Is Your Business ‘Winning By Design’?

10 Nov 2017 | 04.46 pm

Is Your Business ‘Winning By Design’?

New study from Expert Group for Future Skills Needs

10 Nov 2017 | 04.46 pm

A report from the Expert Group for Future Skills Needs recognises design as a “key component” for innovation and presents evidence that design can add value to enterprise, saying that it “can act as a bridge between technological, service, user-centred and social innovation”.

Traditionally, says the Winning By Design report, design has been perceived as a solely aesthetic process entailing a visual component or tangible product. However, this perception no longer holds true. Design is now pervasive in many sectors, often working hand in hand with technological advancement.
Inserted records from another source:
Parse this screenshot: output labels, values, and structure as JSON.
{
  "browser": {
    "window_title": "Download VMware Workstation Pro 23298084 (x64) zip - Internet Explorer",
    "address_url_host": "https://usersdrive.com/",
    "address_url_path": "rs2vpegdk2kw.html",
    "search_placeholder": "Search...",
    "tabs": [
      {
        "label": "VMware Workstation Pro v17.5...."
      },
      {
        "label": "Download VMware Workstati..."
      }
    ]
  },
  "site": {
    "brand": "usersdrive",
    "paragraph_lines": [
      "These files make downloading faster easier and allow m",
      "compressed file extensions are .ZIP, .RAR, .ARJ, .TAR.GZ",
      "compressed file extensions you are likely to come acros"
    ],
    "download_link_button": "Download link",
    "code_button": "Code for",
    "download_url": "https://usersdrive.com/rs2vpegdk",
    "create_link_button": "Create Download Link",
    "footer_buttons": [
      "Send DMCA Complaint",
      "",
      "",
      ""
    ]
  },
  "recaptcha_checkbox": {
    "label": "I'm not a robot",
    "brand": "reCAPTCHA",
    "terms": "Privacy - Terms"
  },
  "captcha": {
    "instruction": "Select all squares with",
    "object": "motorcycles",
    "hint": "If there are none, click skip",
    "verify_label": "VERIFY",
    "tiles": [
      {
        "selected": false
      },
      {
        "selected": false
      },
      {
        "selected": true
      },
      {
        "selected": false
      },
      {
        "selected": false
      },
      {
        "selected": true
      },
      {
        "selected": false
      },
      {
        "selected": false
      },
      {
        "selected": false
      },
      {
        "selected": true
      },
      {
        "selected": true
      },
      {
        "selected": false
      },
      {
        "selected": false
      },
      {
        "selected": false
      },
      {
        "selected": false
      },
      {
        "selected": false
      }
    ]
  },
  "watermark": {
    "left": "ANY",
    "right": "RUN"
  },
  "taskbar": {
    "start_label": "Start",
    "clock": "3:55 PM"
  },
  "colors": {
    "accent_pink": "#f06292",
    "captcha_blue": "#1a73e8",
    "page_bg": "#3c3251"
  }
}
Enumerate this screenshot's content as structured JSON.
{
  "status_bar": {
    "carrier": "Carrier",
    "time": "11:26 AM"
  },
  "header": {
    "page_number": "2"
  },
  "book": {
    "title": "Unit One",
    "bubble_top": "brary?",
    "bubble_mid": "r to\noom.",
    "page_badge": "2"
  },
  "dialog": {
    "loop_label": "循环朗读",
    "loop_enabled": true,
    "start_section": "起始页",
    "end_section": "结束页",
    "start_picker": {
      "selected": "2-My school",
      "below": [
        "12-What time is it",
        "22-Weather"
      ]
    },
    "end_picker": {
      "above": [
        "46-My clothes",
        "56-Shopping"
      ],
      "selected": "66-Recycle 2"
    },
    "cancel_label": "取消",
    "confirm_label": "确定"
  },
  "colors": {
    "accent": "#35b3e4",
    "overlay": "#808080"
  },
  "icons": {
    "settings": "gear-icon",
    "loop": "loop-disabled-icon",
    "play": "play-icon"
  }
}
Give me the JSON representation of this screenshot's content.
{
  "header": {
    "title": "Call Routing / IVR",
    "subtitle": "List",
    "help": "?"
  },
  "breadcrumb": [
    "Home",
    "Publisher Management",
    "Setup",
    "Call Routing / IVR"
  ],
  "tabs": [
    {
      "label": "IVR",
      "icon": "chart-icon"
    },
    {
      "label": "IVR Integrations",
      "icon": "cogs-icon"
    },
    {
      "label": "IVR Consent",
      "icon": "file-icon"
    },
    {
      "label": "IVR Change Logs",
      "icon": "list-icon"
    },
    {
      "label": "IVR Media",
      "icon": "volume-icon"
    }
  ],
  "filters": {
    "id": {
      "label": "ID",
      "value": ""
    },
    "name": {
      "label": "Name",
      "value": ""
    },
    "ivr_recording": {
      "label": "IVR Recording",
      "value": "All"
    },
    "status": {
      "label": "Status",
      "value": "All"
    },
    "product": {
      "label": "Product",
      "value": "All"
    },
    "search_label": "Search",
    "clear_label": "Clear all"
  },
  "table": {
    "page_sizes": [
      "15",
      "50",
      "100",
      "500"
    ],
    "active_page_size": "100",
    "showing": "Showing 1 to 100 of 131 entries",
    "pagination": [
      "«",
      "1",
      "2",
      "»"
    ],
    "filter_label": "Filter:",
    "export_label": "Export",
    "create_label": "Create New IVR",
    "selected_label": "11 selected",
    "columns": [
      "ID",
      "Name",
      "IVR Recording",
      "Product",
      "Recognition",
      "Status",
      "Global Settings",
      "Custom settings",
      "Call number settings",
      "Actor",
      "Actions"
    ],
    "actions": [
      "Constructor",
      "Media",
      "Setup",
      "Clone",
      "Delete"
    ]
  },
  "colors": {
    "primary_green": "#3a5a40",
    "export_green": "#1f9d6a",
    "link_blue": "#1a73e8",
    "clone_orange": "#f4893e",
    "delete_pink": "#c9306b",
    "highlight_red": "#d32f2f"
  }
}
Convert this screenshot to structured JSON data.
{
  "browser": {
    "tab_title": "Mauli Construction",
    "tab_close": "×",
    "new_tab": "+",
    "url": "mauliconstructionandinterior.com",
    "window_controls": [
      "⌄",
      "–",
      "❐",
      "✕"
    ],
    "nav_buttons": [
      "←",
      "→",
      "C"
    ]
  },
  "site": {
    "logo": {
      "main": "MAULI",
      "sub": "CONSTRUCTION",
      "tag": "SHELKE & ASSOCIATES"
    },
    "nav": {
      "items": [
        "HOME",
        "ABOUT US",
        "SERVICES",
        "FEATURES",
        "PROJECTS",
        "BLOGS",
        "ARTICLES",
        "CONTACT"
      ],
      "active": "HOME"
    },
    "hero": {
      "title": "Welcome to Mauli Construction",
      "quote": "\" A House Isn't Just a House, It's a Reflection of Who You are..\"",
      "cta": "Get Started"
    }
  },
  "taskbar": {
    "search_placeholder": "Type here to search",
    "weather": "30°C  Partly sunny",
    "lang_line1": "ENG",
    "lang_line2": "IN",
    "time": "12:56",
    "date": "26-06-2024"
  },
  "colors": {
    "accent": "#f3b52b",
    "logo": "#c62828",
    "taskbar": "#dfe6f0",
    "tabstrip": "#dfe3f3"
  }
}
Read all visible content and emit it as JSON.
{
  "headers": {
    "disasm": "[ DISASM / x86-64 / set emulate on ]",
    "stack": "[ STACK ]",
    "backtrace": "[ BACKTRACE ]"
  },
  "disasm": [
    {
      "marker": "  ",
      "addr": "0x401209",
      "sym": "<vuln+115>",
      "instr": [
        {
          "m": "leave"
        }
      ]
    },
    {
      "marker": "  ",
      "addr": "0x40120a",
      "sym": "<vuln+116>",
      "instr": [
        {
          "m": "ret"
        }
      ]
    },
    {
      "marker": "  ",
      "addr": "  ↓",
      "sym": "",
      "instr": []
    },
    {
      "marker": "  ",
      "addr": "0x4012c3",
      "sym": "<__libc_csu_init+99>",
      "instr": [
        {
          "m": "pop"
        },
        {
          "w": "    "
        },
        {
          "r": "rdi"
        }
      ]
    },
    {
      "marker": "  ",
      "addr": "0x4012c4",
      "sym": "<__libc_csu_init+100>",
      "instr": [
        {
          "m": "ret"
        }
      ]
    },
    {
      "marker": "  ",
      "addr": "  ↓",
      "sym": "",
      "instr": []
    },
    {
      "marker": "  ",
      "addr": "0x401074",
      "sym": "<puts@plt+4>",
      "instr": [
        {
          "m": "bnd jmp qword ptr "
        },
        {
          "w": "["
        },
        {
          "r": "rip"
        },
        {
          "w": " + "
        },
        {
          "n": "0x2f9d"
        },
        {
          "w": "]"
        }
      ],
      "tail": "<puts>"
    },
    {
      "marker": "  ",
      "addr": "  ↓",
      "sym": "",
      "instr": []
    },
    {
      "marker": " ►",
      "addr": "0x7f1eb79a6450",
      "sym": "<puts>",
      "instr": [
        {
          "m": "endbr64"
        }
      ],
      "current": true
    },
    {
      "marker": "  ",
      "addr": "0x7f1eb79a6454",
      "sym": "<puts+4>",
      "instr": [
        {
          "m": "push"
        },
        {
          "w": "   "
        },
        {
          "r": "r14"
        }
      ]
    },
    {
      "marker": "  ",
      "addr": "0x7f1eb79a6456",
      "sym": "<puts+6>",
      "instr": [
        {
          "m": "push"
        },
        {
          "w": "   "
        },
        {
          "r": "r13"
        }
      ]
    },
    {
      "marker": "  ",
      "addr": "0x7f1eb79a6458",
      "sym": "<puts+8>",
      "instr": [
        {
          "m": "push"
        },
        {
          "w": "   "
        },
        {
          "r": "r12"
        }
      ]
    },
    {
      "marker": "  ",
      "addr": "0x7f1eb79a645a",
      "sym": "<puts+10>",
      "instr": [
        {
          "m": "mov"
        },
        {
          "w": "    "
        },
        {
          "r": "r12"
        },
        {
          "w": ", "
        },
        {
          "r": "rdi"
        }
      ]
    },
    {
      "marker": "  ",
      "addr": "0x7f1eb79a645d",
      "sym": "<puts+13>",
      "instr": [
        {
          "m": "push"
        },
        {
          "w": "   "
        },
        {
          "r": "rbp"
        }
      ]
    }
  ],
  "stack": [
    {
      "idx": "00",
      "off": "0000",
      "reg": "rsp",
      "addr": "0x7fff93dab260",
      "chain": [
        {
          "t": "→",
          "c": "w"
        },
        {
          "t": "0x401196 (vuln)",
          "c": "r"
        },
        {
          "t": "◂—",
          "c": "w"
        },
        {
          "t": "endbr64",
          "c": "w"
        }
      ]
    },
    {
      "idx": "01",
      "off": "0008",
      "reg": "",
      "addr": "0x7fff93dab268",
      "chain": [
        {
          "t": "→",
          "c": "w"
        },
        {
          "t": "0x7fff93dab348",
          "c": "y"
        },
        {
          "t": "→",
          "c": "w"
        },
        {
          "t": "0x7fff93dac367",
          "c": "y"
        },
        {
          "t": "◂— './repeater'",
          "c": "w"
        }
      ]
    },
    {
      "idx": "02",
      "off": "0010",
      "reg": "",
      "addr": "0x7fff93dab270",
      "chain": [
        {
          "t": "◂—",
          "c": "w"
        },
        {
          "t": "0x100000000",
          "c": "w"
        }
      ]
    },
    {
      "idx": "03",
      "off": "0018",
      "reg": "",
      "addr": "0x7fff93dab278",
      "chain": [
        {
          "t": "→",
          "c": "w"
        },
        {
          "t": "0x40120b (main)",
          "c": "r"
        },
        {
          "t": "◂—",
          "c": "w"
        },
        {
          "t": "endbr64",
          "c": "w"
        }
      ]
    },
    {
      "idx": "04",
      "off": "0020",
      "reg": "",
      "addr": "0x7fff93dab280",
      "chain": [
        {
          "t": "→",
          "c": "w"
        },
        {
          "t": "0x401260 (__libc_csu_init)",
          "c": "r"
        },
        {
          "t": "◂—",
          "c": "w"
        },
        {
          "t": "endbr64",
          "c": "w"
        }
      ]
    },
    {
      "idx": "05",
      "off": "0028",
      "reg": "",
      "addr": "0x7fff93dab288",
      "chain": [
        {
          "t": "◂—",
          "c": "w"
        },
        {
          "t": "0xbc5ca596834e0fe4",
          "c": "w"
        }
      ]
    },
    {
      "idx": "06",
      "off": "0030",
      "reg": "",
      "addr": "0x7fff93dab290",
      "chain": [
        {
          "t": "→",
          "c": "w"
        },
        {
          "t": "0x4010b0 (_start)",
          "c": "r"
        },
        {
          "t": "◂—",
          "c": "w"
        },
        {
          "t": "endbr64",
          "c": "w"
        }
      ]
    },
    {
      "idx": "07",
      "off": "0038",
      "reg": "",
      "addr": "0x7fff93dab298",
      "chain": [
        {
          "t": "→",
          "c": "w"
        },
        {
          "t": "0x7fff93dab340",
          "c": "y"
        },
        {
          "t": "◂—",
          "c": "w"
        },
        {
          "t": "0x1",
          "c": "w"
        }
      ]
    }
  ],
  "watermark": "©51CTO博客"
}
New digital technologies are giving rise to new forms of products and services which in turn are putting new pressures on businesses and society. This is requiring that solutions be designed for increasingly complex problems — often global and diverse in nature.

Design thinking is also changing the way businesses operate. Today it informs the strategies of major organisations and is being used to create innovative services, address social issues, and even to shape better public services and policy-making.

Download Winning By Design Report

The group has recommendations to enhance and develop design in Ireland in the areas of design education provision, design training for businesses and designer upskilling and funding of design. The first recommendation calls for a review of enterprise demand and the provision of higher and further education design courses in all education institutions to foster deeper understanding in this area.

Group chairman Tony Donohue said: “Winning by Design has begun to look at the specific design skills necessary across the economy to meet the future needs of enterprise in the traditional non-design sectors.

“As the definition of design has broadened, so too have the design skill sets required by industry. Traditionally, design roles have been associated with problem solving and creative ability. Nowadays, firms have a clear and strategic requirement to recruit and train designers who possess wider skill sets including, but not limited to, multi-disciplinary learning, empathy, creativity, technical ability, business acumen and strategic thinking.”

The Expert Group on Future Skills Needs advises the government on current and future skills needs of the economy and on other labour market issues that impact on Ireland’s enterprise and employment growth.

The group’s report summarises its findings under three headings — the provision of design education; design training for businesses and designer upskilling; and how to fund design — and includes a detailed action plan to develop and enhance design in Ireland.